Wednesday, 24 September 2014

Kudos: Colin Penter: Joe Henry on 'Songwriting'

"What is important, what has meaning, is the journey… [and] journeys are through history as well as through a landscape" 
Theo Angelopoulos

"The obsession's in the chasing, and not the apprehending"
Tom Waits

'Kudos': entitles my first mumblings in recognition of kindred spirits; folk who are treading a familiar path; in search of beauty, truth and the perfect chord.
The web is a winding road that never leads you to your expected destination. Whilst trawling for info on yesterday's 'Tom Waits for No-One' piece (regarding his song 'Diamond in Your Mind'), I came across a blogsite written by Colin Penter entitled 'Always Keep a Diamond in Your Mind.', an obvious reference to the Waits song; more of which later.
Penter describes his interests as "dispatches on everyday life, social and political realities, the cycles of history, the complexities of civil society, political poetry and song and the struggle of being a good citizen whilst resisting corporate hegemony (and having a laugh) from one of the most isolated cities in the world." 
I'm unsure which isolated city he calls home (Perth?) but Penter writes beautifully, chronicling the mundane and the mystic, often citing the poetry and wisdom of the good and the great; quotes as disparate as these two:

“For nothing is fixed, forever and forever and forever, it is not fixed; the earth is always shifting, the light is always changing, the sea does not cease to grind down rock. Generations do not cease to be born, and we are responsible to them because we are the only witnesses they have. The sea rises, the light fails, lovers cling to each other, and children cling to us. The moment we cease to hold each other, the sea engulfs us and the light goes out.”
James Baldwin

"Enjoy every sandwich"
Warren Zevon

Those of you who pass through these pages will probably know that I'm a huge fan of the work of Joe Henry, whose 'Invisible Hour' I recently reviewed here.  It's currently top of my pile for 2014.
My eye was initially drawn to a piece that Penter posted about Joe Henry's thoughts on songwriting, particularly in reference to Solomon Burke for whom he produced the fine album 'Don't Give Up on Me' in 2002.
I hope that Colin doesn't mind (I'll remove it if he does) but I've lifted much of that piece for you to read below.

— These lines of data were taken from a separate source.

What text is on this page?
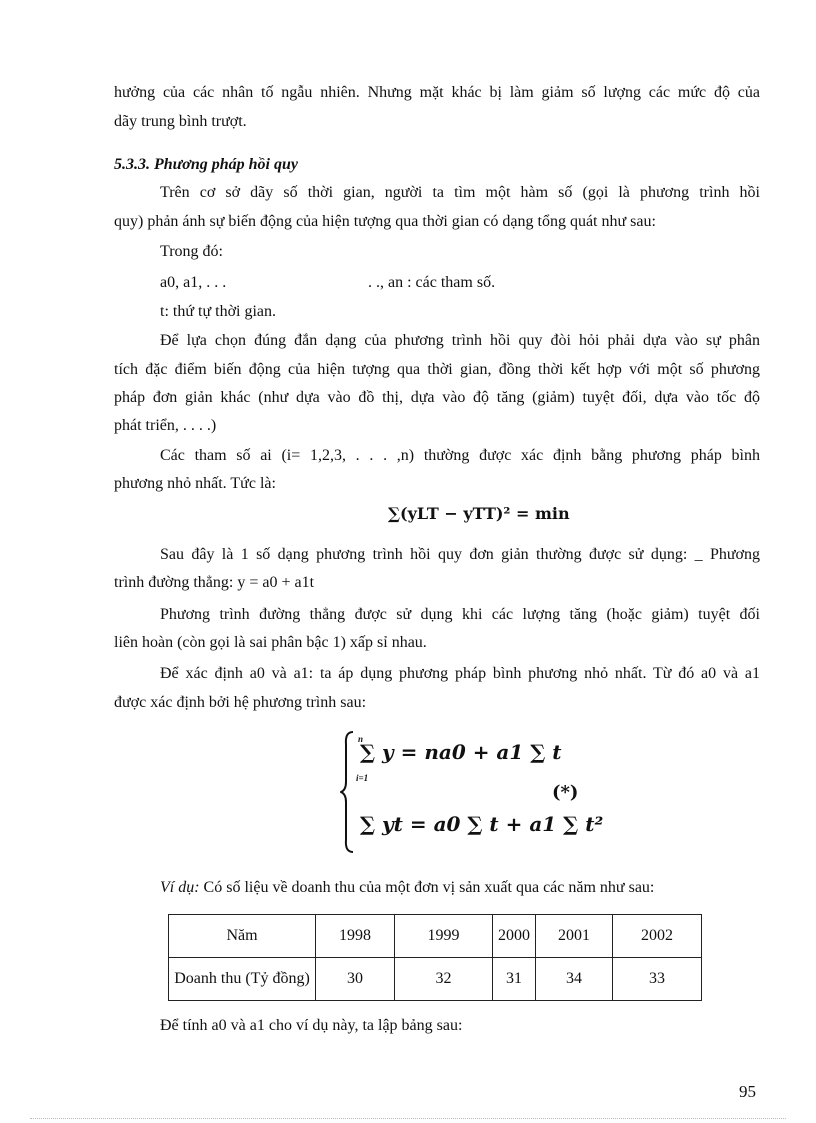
hưởng của các nhân tố ngẫu nhiên. Nhưng mặt khác bị làm giảm số lượng các mức độ của

dãy trung bình trượt.

5.3.3. Phương pháp hồi quy

Trên cơ sở dãy số thời gian, người ta tìm một hàm số (gọi là phương trình hồi

quy) phản ánh sự biến động của hiện tượng qua thời gian có dạng tổng quát như sau:

Trong đó:

a0, a1, . . .	. ., an : các tham số.

t: thứ tự thời gian.

Để lựa chọn đúng đắn dạng của phương trình hồi quy đòi hỏi phải dựa vào sự phân

tích đặc điểm biến động của hiện tượng qua thời gian, đồng thời kết hợp với một số phương

pháp đơn giản khác (như dựa vào đồ thị, dựa vào độ tăng (giảm) tuyệt đối, dựa vào tốc độ

phát triển, . . . .)

Các tham số ai (i= 1,2,3, . . . ,n) thường được xác định bằng phương pháp bình

phương nhỏ nhất. Tức là:

∑(yLT − yTT)² = min

Sau đây là 1 số dạng phương trình hồi quy đơn giản thường được sử dụng: _ Phương

trình đường thẳng: y = a0 + a1t

Phương trình đường thẳng được sử dụng khi các lượng tăng (hoặc giảm) tuyệt đối

liên hoàn (còn gọi là sai phân bậc 1) xấp sỉ nhau.

Để xác định a0 và a1: ta áp dụng phương pháp bình phương nhỏ nhất. Từ đó a0 và a1

được xác định bởi hệ phương trình sau:

∑ y = na0 + a1 ∑ t
∑ yt = a0 ∑ t + a1 ∑ t²
n
i=1
(*)

Ví dụ: Có số liệu về doanh thu của một đơn vị sản xuất qua các năm như sau:

Năm	1998	1999	2000	2001	2002
Doanh thu (Tỷ đồng)	30	32	31	34	33

Để tính a0 và a1 cho ví dụ này, ta lập bảng sau:

95
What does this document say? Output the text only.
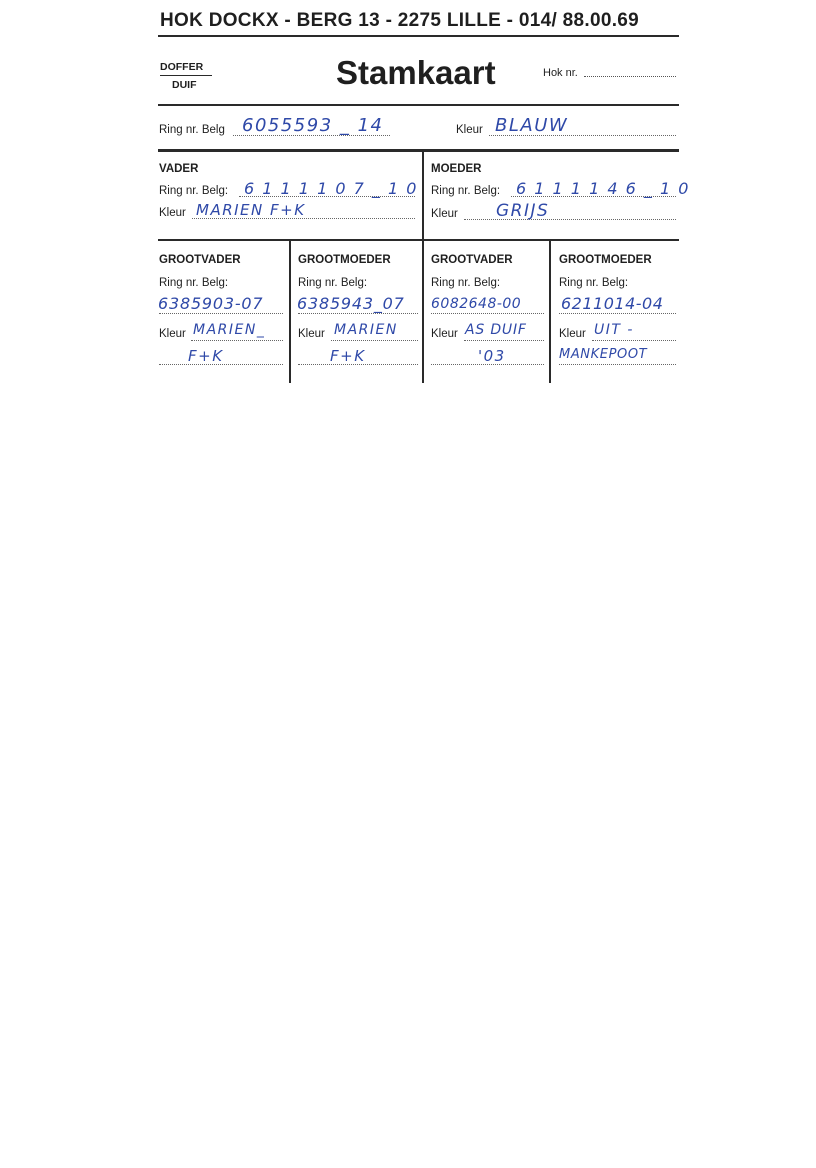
HOK DOCKX - BERG 13 - 2275 LILLE - 014/ 88.00.69
DOFFER
DUIF	Stamkaart	Hok nr.
Ring nr. Belg 6055593 _ 14	Kleur BLAUW
VADER
Ring nr. Belg: 6 1 1 1 1 0 7 _ 1 0
Kleur MARIEN F+K
MOEDER
Ring nr. Belg: 6 1 1 1 1 4 6 _ 1 0
Kleur GRIJS
GROOTVADER
Ring nr. Belg:
6385903-07
Kleur MARIEN_
F+K
GROOTMOEDER
Ring nr. Belg:
6385943_07
Kleur MARIEN
F+K
GROOTVADER
Ring nr. Belg:
6082648-00
Kleur AS DUIF
'03
GROOTMOEDER
Ring nr. Belg:
6211014-04
Kleur UIT -
MANKEPOOT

See Colin's excellent piece in situ here:


Penter writes:

Henry writes beautifully and movingly of Solomon Burke, but it is the insight he provides into the wonderous craft of creating and delivering a song that is most intriguing. Henry writes how Solomon Burke was able to interpret and deliver one of his songs in a way that enscapulated precisely what he intended as a songwriter, but in a way that was different to the lyrical content of the song. Of Solomon Burke's interpretation of his song Flesh and Blood Henry writes:

"As a lyric oriented songwriter, it is worth noting that the track taught me a lasting lesson about the power of vocal delivery to impart not just emphasis and texture but meaning."

Apparently Burke changed the lyrics of the song to be the exact opposite of what Henry (the songwriter) had written, but his delivery of the song was such that the emotional intent and experience conveyed by the singer was precisely what Henry had meant. Writing of Burke's performance Henry writes:

"He bore down on those four words again and again and by force squared them with my intention and made them mean exactly what I'd meant, and the exact opposite of what he'd literally sung....And I started in that day to think differently, in a veryconcious way how a lyric released to the air is different from the written word"



The game of language- the physical sounds of words, how they couple and disperse- is what inevitably leads me to meaning......... Songs are, indeed deliberate inventions that we are frequently wont to adopt as gospel; and I am timid to explain mine, probably because they leave me at a loss. I know they Mean, I just don't always know what they mean.



Joe Henry has also written an illuminating description of how the song 'Our Song' (from 2007's 'Civilians') was formed, crafted and delivered. It is intelligent and insightful writing about the songwriter's craft. Henry describes how the song started with a single line and then emerged more fully formed from a series of events, daily happenings and reflections on the larger social and political context. Henry writes that:

Songwriting for me has absolutely nothing to do with self expression and everything to do with discovery. I write to find out what I am writing about. I may, after the fact, discover that something personal and known to me has indeed been expressed but the desire to do such is not what propels me forward, nor would personal fact, inadvertently revealed ever be part of what might make a song successful in my estimation.